While a group health plan that is a covered entity is not a Part 2 Program, the updated HIPAA Rules require such group health plans to update their NPPs primarily to advise participants and dependents of the material limitations on the use or disclosure of their PHI which includes a SUD Record, and that PHI which includes a SUD Record cannot be used in a legal proceeding absent written consent or a court order.

With the February 16 deadline fast approaching, Covered Entities that are not Part 2 Programs need to determine if they receive SUD records of their patients. If so, updated NPPs addressing SUD Records must be in place.

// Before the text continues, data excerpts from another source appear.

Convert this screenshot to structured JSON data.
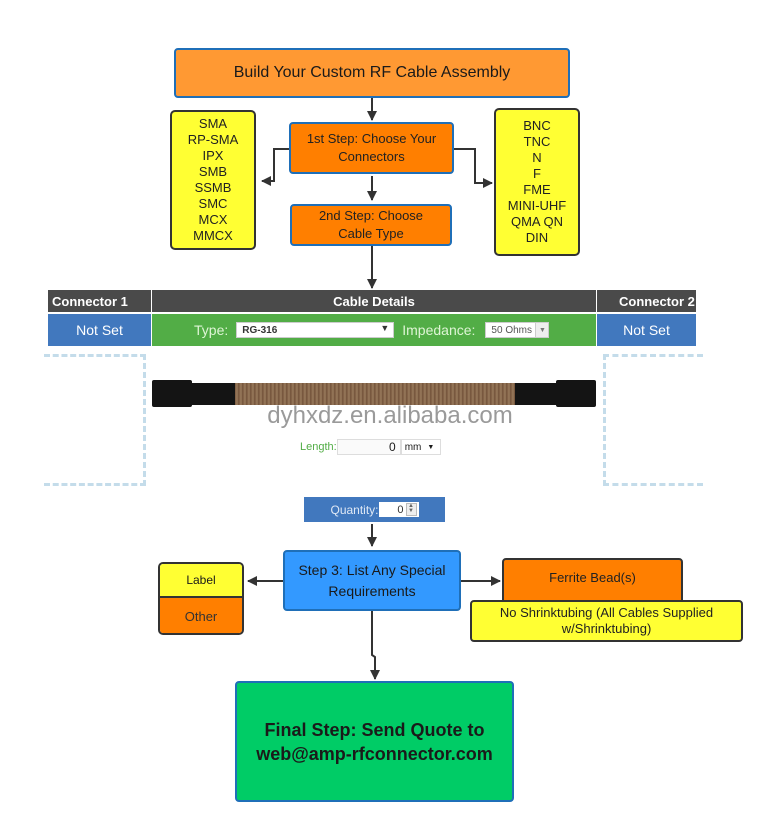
{
  "title": "Build Your Custom RF Cable Assembly",
  "step1": {
    "label": "1st Step: Choose Your Connectors",
    "left_connectors": [
      "SMA",
      "RP-SMA",
      "IPX",
      "SMB",
      "SSMB",
      "SMC",
      "MCX",
      "MMCX"
    ],
    "right_connectors": [
      "BNC",
      "TNC",
      "N",
      "F",
      "FME",
      "MINI-UHF",
      "QMA QN",
      "DIN"
    ]
  },
  "step2": {
    "label": "2nd Step: Choose Cable Type"
  },
  "builder": {
    "connector1_header": "Connector 1",
    "cable_details_header": "Cable Details",
    "connector2_header": "Connector 2",
    "connector1_value": "Not Set",
    "connector2_value": "Not Set",
    "type_label": "Type:",
    "type_value": "RG-316",
    "impedance_label": "Impedance:",
    "impedance_value": "50 Ohms",
    "watermark": "dyhxdz.en.alibaba.com",
    "length_label": "Length:",
    "length_value": "0",
    "length_unit": "mm",
    "quantity_label": "Quantity:",
    "quantity_value": "0"
  },
  "step3": {
    "label": "Step 3: List Any Special Requirements",
    "left_options": [
      "Label",
      "Other"
    ],
    "right_options": [
      "Ferrite Bead(s)",
      "No Shrinktubing (All Cables Supplied w/Shrinktubing)"
    ]
  },
  "final": {
    "line1": "Final Step: Send Quote to",
    "line2": "web@amp-rfconnector.com"
  },
  "colors": {
    "title_orange": "#ff9933",
    "step_orange": "#ff7f00",
    "list_yellow": "#ffff33",
    "step3_blue": "#3399ff",
    "final_green": "#00cc66",
    "header_dark": "#4a4a4a",
    "notset_blue": "#4178be",
    "cable_green": "#52ad46"
  }
}
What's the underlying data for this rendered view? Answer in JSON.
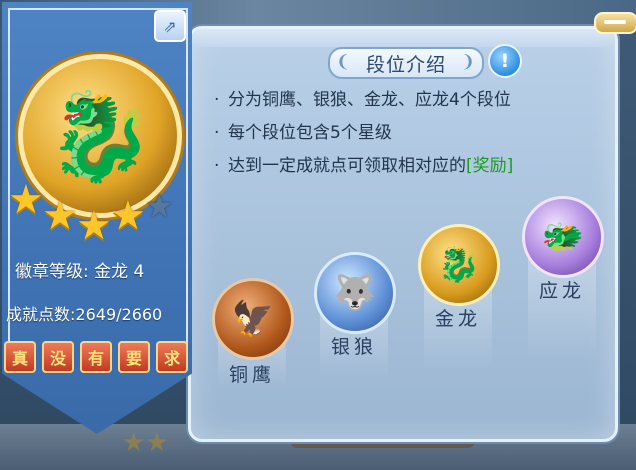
{
  "badge": {
    "level_label": "徽章等级:",
    "level_value": "金龙 4",
    "points_label": "成就点数:",
    "points_value": "2649/2660",
    "stars_filled": 4,
    "stars_total": 5,
    "requirement_buttons": [
      "真",
      "没",
      "有",
      "要",
      "求"
    ]
  },
  "intro": {
    "title": "段位介绍",
    "rules": [
      {
        "text": "分为铜鹰、银狼、金龙、应龙4个段位"
      },
      {
        "text": "每个段位包含5个星级"
      },
      {
        "text": "达到一定成就点可领取相对应的",
        "reward": "[奖励]"
      }
    ]
  },
  "tiers": [
    {
      "name": "铜鹰"
    },
    {
      "name": "银狼"
    },
    {
      "name": "金龙"
    },
    {
      "name": "应龙"
    }
  ],
  "icons": {
    "share": "share-icon",
    "info": "info-icon",
    "medal": "dragon-medal-icon"
  },
  "colors": {
    "reward": "#1e9a22",
    "ribbon": "#4f84c4",
    "panel": "#b9d0e8"
  }
}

If those same records are disclosed to Business Associates, Covered Entities should consider updating their Business Associate Agreements to address the enhanced protections afforded SUD Records.

Footnotes

1 The first set of regulations were contained in the February 16, 2024, Final Rules, issued jointly by the DHHS's Substance Abuse and Mental Health Services Administration ("SAMHSA") and the Office for Civil Rights ("OCR") issued aligning the Confidentiality of Substance Use Disorder ("SUD") Patient Records regulations found at 42 CFR part 2 ("Part 2") with the HIPAA Rules. However, the updated NPP Rules were delayed pending a future HIPAA final rule. See 89 FR 12483.

2 As noted in the Final Rule, "We have stated both in HIPAA and part 2 guidance that notices for different purposes may be separate or joint/combined so long as the required elements are included. Thus, either using separate HIPAA, state law, or part 2 notices or combining these notices into one form would be acceptable so long as all required elements are included." 89 FR 12528.

The content of this article is intended to provide a general guide to the subject matter. Specialist advice should be sought about your specific circumstances.